Before Kyra fell asleep she told Sammi to make sure they stuck together, and Sammi was going to do that, though she was secretly worried about whether Kyra ought to be walking so much. But then again, who knew how far they were even going to go? Maybe they’d find the perfect shelter in a day or something. It was unlikely: rumor was that Nathan and some others had driven out to all the known shelters within thirty miles that were still reachable—many of the major roads were impassable, clogged with wrecks—and none had room, or the desire, to add on a group of their size. But it wasn’t impossible, right? They could split up, if they had to, find somewhere like the first shelter Sammi’d lived in, back when her mom and Jed were still alive. The school had been fine. It wasn’t like New Eden, where there were no high walls, nothing to separate them from the rest of the world but the river, but it had been all right. In fact, she missed it in some ways. Missed how small it was, how she knew everything about everyone, how everyone always asked her how she was doing.
She’d been a child there, still. It had been a long while since she felt like that.
Her father was going around talking to people about what they wanted to bring along. He was acting like some kind of expert, like someone had put him in charge. Like he was king of the council all of a sudden, when last week he was digging a new trench for the latrines. Sammi knew—she’d seen the way people talked to her dad, like they thought they were better than him. It was a long way from when her dad was a big financial trader, that was for sure. Somehow, here in New Eden where there were rules for everything, her dad never really fit in. Even when he took up with Valerie—and everyone liked Valerie, she was so perky and perfect—people still didn’t warm up to him. And if Sammi was really, really honest with herself, that had hurt. He’s not perfect, she wanted to tell people, but you have to kn
ow him like I know him.
Only, then she’d seen another side of him and decided she didn’t really know him at all. It started with him getting all overprotective, after not giving a shit what she did or where she went for all those years. It was like he wanted to keep her locked up all the time. Her mom had been protective, but at least she had reasons, at least she’d been like that as long as Sammi could remember. With her dad it was just stupid. And then, seeing him and Cass together—as though nothing else mattered, not her, not Valerie, not the job he was supposed to be doing.

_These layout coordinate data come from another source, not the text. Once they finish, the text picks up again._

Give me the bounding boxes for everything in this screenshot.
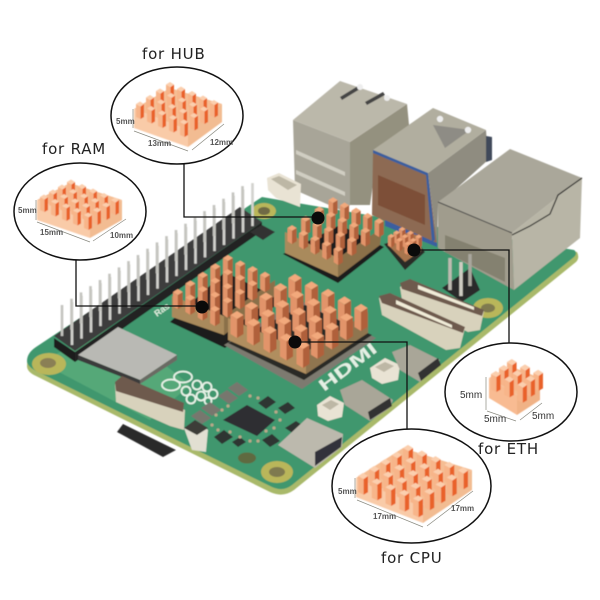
CPU chip and heatsink [224, 274, 376, 389]
white connector top [267, 173, 301, 207]
micro SD card [117, 424, 176, 457]
heading: for HUB: for HUB [142, 45, 206, 63]
small components [214, 396, 305, 447]
ribbon connector bottom [379, 293, 465, 350]
HUB chip and heatsink [283, 197, 384, 283]
dimension labels [116, 117, 233, 148]
Raspberry Pi logo [162, 372, 218, 404]
callout circle [111, 67, 243, 164]
wifi module shield [78, 327, 177, 384]
dimension labels: 5mm [532, 411, 554, 422]
middle USB stack [372, 108, 492, 247]
dimension labels: 5mm [116, 117, 135, 126]
USB-C port [278, 418, 343, 468]
RAM chip and heatsink [170, 255, 282, 348]
callout: RAM heatsink [14, 140, 146, 260]
micro HDMI port lower [340, 380, 393, 421]
dimension labels: 17mm [451, 504, 474, 513]
mounting hole right [473, 298, 503, 318]
GPIO header block [54, 207, 262, 362]
heading: for CPU: for CPU [381, 549, 442, 567]
power chip [223, 405, 275, 436]
heatsink illustration [134, 82, 222, 147]
ethernet jack [438, 149, 582, 290]
callout circle [445, 343, 577, 441]
board edge [27, 200, 578, 495]
dimension labels: 17mm [373, 512, 396, 521]
dimension lines [133, 109, 224, 151]
micro HDMI port upper [392, 345, 441, 382]
fan header [442, 254, 480, 302]
mounting hole left [32, 353, 66, 375]
callout: ETH heatsink [445, 343, 577, 458]
small hole [238, 452, 256, 464]
mounting hole bottom [261, 461, 293, 483]
heatsink illustration [356, 445, 472, 523]
heatsink illustration [37, 180, 122, 238]
heading: for RAM: for RAM [42, 140, 106, 158]
dimension labels: 15mm [40, 228, 63, 237]
white connector upper [370, 358, 400, 384]
dimension labels: 13mm [148, 139, 171, 148]
heading: for ETH: for ETH [478, 440, 539, 458]
dimension labels [460, 390, 554, 425]
left USB stack [293, 81, 410, 212]
leader dot: RAM [196, 300, 208, 314]
HDMI silkscreen: HDMI [315, 339, 381, 395]
inductors [191, 382, 248, 424]
callout: HUB heatsink [111, 45, 243, 164]
passive parts [210, 394, 282, 443]
ETH chip and heatsink [384, 227, 425, 270]
white connector lower [317, 396, 344, 421]
heatsink illustration [489, 359, 543, 415]
leader line: ETH [414, 250, 509, 343]
dimension labels [18, 206, 133, 240]
light PCB area [40, 325, 190, 420]
dimension labels: 12mm [210, 138, 233, 147]
dimension labels: 5mm [460, 390, 482, 401]
small SOT chip [250, 225, 275, 240]
callout circle [332, 429, 491, 543]
callout: CPU heatsink [332, 429, 491, 567]
reset button [184, 420, 208, 452]
dimension labels [338, 487, 474, 521]
dimension lines [486, 377, 542, 421]
camera connector [115, 376, 185, 430]
circuit board assembly [27, 81, 582, 495]
leader line: HUB [184, 164, 318, 217]
leader dot: CPU [288, 336, 302, 348]
ribbon connector top [400, 279, 484, 332]
dimension lines [355, 478, 473, 527]
dimension labels: 5mm [484, 414, 506, 425]
dimension labels: 10mm [110, 231, 133, 240]
mounting hole top [252, 203, 276, 219]
leader dot: ETH [408, 244, 420, 256]
leader dot: HUB [312, 212, 324, 224]
leader line: CPU [295, 342, 407, 429]
GPIO pins [62, 183, 252, 345]
dimension labels: 5mm [338, 487, 357, 496]
dimension labels: 5mm [18, 206, 37, 215]
dimension lines [36, 200, 126, 242]
leader line: RAM [76, 260, 202, 306]
callout circle [14, 163, 146, 260]
green PCB [27, 197, 576, 489]
Raspberry silkscreen: Ras [152, 301, 172, 319]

But now he was like some kind of hero, going around and talking to people, and everyone wanting to know his opinion. All because of what he’d done today, him and Cass, going out in the boat and shooting all those Beaters. Sammi didn’t know exactly how she felt about that. She’d been watching out the window of the community center with Kalyan when they first set out in the canoe, and she’d been so scared she didn’t have actual thoughts but just a crazy buzzing spin of fear that didn’t go away until they were back onshore.

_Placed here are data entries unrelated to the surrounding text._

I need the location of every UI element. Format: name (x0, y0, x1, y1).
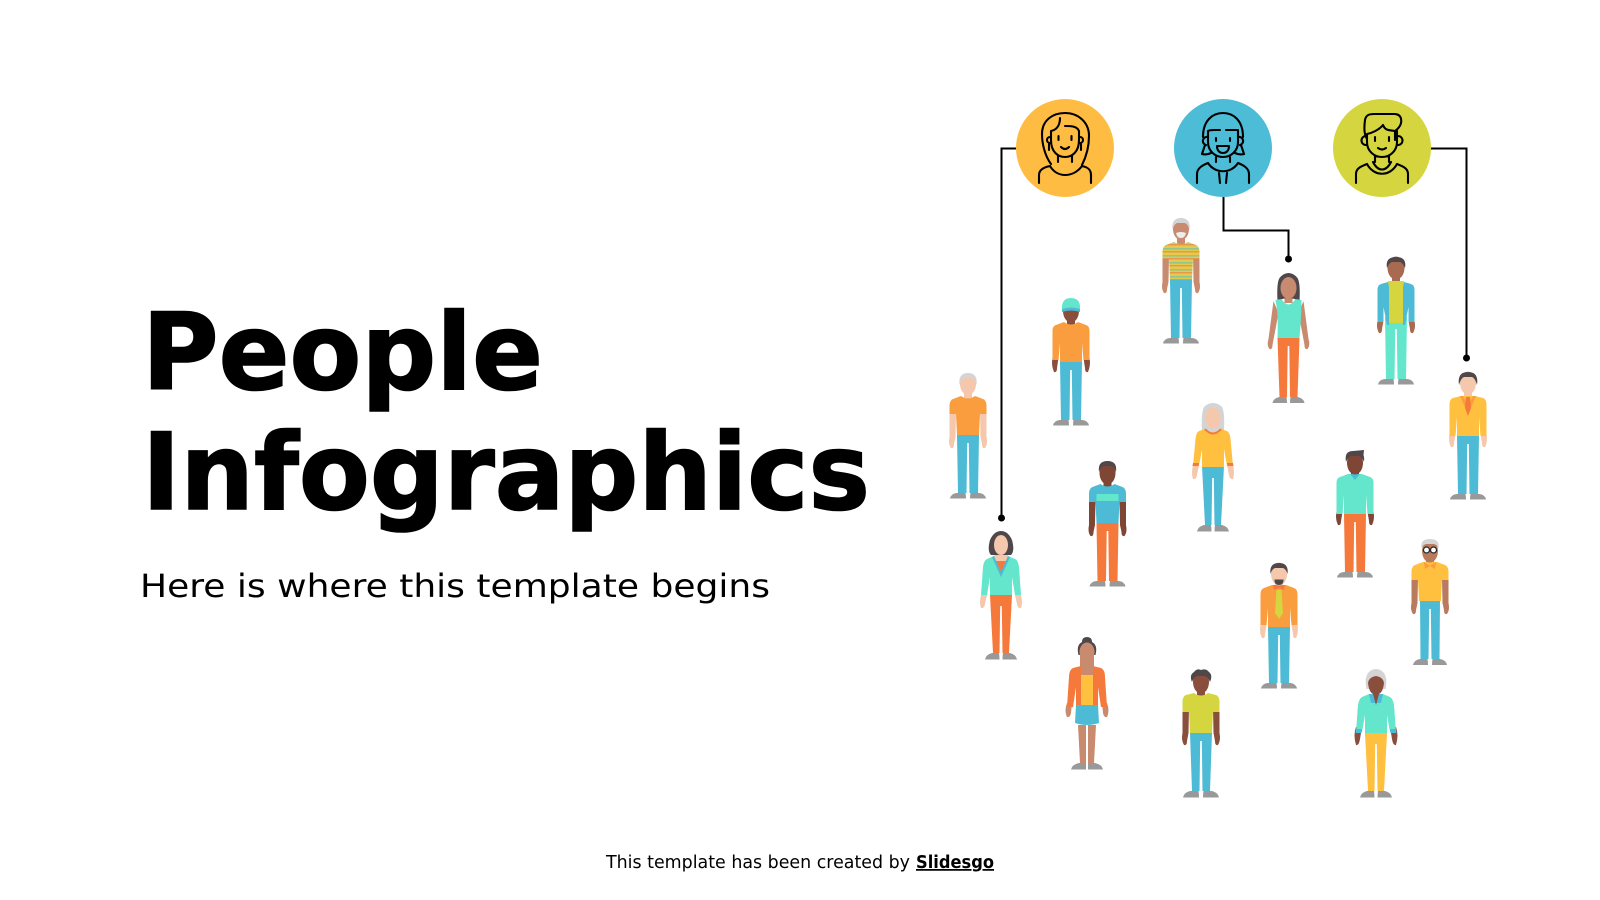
person: grey-haired man in orange t-shirt (949, 373, 987, 498)
person: old man with glasses in yellow shirt (1411, 539, 1449, 665)
avatar: woman on orange circle (1016, 99, 1114, 197)
title: People (142, 291, 543, 414)
title: Infographics (142, 411, 870, 534)
person: man in teal sweater and orange trousers (1336, 450, 1374, 578)
avatar: girl on blue circle (1174, 99, 1272, 197)
subtitle: Here is where this template begins (140, 567, 770, 605)
person: woman in teal jacket and orange trousers (980, 531, 1022, 660)
person: man with teal cap (1052, 298, 1090, 426)
person: grey-haired woman in teal sweater and yellow trousers (1354, 669, 1398, 798)
title (142, 291, 870, 534)
person: man in blue t-shirt and orange trousers (1088, 461, 1126, 586)
person: man in blue jacket (1377, 256, 1415, 384)
person: old man in striped shirt (1162, 218, 1200, 344)
person: grey-haired woman in yellow sweater (1192, 403, 1234, 532)
person: man in yellow jacket with orange tie (1449, 372, 1487, 500)
avatar: man on lime circle (1333, 99, 1431, 197)
person: woman in teal tank top (1268, 273, 1309, 403)
person: woman in orange jacket and blue skirt (1066, 637, 1108, 770)
footer credit: This template has been created by (605, 853, 910, 873)
connector: middle avatar to woman (1224, 197, 1292, 262)
person: bearded man in orange shirt with lime tie (1260, 562, 1298, 688)
connector: right avatar to man (1431, 148, 1470, 362)
person: man in lime t-shirt (1182, 669, 1220, 798)
connector: left avatar to woman (998, 148, 1016, 522)
footer credit: Slidesgo (916, 853, 994, 873)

For a while there, when her dad and Cass were helping Glynnis and John, giving them the ammo or whatever, it looked like they were all screwed for sure. There were just so many of them. It got to the point where Sammi couldn’t bear to look. She turned away from the window and Kalyan put a hand on her shoulder and she went very still until he got the message and went away and then Sage came up and wrapped her arms around Sammi and told her everything that was happening in a soft voice: “They’re paddling upriver…Cass has this one gun where you have to hold it with two hands…damn, she nailed that one…oh shit, there’s—no, she got that one too....”
Sage kept that up until the Beaters retreated and her dad turned the canoe around and only then did Sammi stop shaking and find the courage to look again.